Alfred Irgang lebt zwar abseits der Gesellschaft und ihrer Ordnung, hat aber nicht alle Brücken zu ihr abgebrochen. Er nimmt regelmäßig am Stammtisch seines Jugendfreundes Gregor Voss teil, der inzwischen Professor geworden ist. Dieser Stammtisch stellt den Gegenpol zu Irgang und seiner chaotischen Welt dar: Die intellektuelle, aber nicht sonderlich geistvolle Runde könnte nicht konventioneller und berechenbarer sein: man trifft sich beim Nobelitaliener, trinkt schönen Wein, hört Vivaldi und unterhält sich über Akademisches. Ohne Mitleid, dafür aber mit sichtlicher Liebe zum Detail stellt die Erzählerin die Schwächen der Mitglieder dieser Runde bloß, gelegentlich wirken sie überhaupt wie personifizierte schlechte Eigenschaften; Eitelkeit, Dummheit, Gefühlskälte und Egoismus geben sich so ein regelmäßiges Stelldichein. Sprechende Namen wie Uta Aufbau, Dora Stein oder Hugo Bosart bzw. Apostrophierungen wie „der Professor“, „die Sozialpädagogin“ oder „der Galerist“ unterstützen diesen Eindruck.

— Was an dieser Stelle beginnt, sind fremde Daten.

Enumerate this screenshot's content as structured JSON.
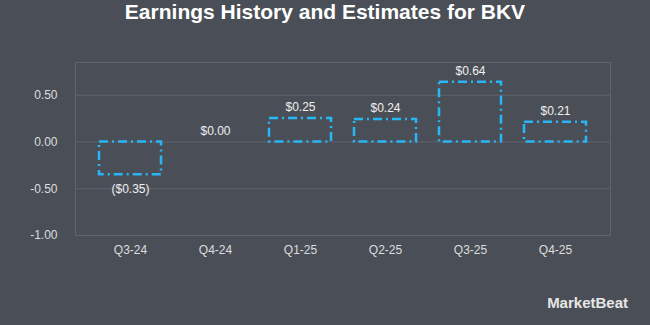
{
  "chart_data": {
    "type": "bar",
    "title": "Earnings History and Estimates for BKV",
    "source": "MarketBeat",
    "categories": [
      "Q3-24",
      "Q4-24",
      "Q1-25",
      "Q2-25",
      "Q3-25",
      "Q4-25"
    ],
    "values": [
      -0.35,
      0.0,
      0.25,
      0.24,
      0.64,
      0.21
    ],
    "value_labels": [
      "($0.35)",
      "$0.00",
      "$0.25",
      "$0.24",
      "$0.64",
      "$0.21"
    ],
    "data_labels": true,
    "color": "#29b6f6",
    "line_style": "dashdot",
    "ylim": [
      -1.0,
      0.85
    ],
    "yticks": [
      {
        "value": -1.0,
        "label": "-1.00"
      },
      {
        "value": -0.5,
        "label": "-0.50"
      },
      {
        "value": 0,
        "label": "0.00"
      },
      {
        "value": 0.5,
        "label": "0.50"
      }
    ],
    "grid": true
  }
}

Das gewählte Verfahren verfehlt seinen Zweck nicht. Der in seinen öden Ritualen gefangene Stammtisch, an dem sich die Gespräche genauso im Kreis drehen wie die persönliche Entwicklung seiner Teilnehmer steckengeblieben zu sein scheint, ist ein geschickt arrangiertes, liebevoll bösartig gestaltetes Bild für eine in ihren Konventionen erstarrte Gesellschaft. So lähmend ihr Konformismus für die einen ist, so bedrohlich wird er für alle, die sich ihm nicht unterwerfen: Besonders von Irgangs Lebensweise fühlt sich die Runde naturgemäß irritiert und verunsichert, somit auch herausgefordert. In seiner Abwesenheit wird über Möglichkeiten, ihn zu therapieren, diskutiert, und als der Sammler für längere Zeit ins Krankenhaus muss, bietet sich die Gelegenheit, seit langem gehegte Pläne in die Tat umzusetzen. Ohne allzu viel von der Handlung verraten zu wollen: die versuchte Zwangstherapierung geht natürlich schief, der Stammtisch muss sich eingestehen, dass sein Handeln letztendlich eher von Intoleranz und dem Drang nach Bevormundung als von Hilfsbereitschaft geprägt war. Dass ihm mit Alfred außerdem die eigene Raison d’être abhanden gekommen ist, bemerken seine Mitglieder erst dann, als es zu spät ist.
Das Interesse für Existenzen am Rande der menschlichen Gesellschaft, für Beziehungsunfähigkeit, vor allem aber für Dekadenz und Verfall sind Konstanten in Evelyn Grills literarischem Oeuvre geworden, denen sie in jedem ihrer Bücher neue Aspekte abgewinnt. Sie hat sich mit dem „Sammler“, wie schon in „Vanitas oder Hofstätters Begierden“, eine Figur als Titelhelden ausgesucht, in die sich hineinzuversetzen weder der Erzählerin noch ihren Lesern leicht fallen kann. Dass es Evelyn Grill dabei gelingt, Verständnis für jemanden zu entwickeln, den man im Grunde nicht verstehen kann, ist ein weiterer Beweis für die Gediegenheit ihrer Erzählkunst.